The blue histogram in the graph shows the distribution of the proportion of observations by the values ​​of the IDX variable, and the red line shows the relative risk level (BR, or bad rate) in each cohort.

As can be seen from the graph, using machine learning methods, it is possible

  • to make significant cohorts in terms of the number of observations in each and a share of the total number;
  • to achieve monotonous distribution of the target variable level - in this case, the FPD level;
  • to use the variable for rare events risk modelling, and for credit risks modelling, which are continuous, rather than discrete.

And here is how the distribution of the index values ​​looks like depending on the applicant country.

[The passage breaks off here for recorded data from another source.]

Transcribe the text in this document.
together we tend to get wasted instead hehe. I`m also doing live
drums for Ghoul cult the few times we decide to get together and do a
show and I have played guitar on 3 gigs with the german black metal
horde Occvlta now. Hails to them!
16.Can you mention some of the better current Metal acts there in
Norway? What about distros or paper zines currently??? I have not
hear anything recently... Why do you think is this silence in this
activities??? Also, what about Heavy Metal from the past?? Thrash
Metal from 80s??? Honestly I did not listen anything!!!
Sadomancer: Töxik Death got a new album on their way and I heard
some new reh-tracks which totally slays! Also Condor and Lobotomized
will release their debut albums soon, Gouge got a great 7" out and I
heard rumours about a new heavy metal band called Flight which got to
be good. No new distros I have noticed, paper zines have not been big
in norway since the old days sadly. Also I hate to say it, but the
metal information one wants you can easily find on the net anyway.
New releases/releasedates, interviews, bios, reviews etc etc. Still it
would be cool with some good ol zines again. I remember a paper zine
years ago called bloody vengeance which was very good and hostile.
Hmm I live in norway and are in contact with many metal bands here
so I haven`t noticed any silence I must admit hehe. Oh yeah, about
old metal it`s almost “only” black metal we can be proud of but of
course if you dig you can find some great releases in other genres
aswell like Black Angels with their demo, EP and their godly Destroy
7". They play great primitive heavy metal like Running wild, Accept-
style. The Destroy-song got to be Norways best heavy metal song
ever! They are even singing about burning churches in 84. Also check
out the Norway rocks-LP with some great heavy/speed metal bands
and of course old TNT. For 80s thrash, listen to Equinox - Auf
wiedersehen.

The graph shows that the proportion of observations where there are minor (cohort 1) and significant (cohort 2+) Internet connection anomalies is highly dependent on the region. It is not surprising that in Vietnam, where due to Internet infrastructure features and the lack of IPv4 addresses, the share of these cohorts is higher than in Spain, where there are much fewer such events, and the lack of IPv4 addresses is not felt on such a scale. What these two countries have in common: the presence of anomalies complicates the analysis of the device and, subsequently the analysis of the applicant, and therefore it increases the probability of risk.

Machine learning methods are a powerful tool. When the nature of the data is clear the correct modelling methods may be applied to solve problems, such as various kinds of risk forecasting:

  • to identify dependencies which are not clear and obvious;
  • to allow them to be brought to a form that makes them suitable for use in various kinds of models embedded in the credit engine or in actuarial calculations;
  • to allow achieving stability of distribution over time and interpretability of the results.

Since any subject area is a complicated system that can be described by an infinite number of factors, parameters, metrics and attributes, the process of new useful factors and features extracting is a non-stopping exercise, and the number of indexes obtained in practice is infinitely large, which means that there is the opportunity to keep adding the information value to of our service.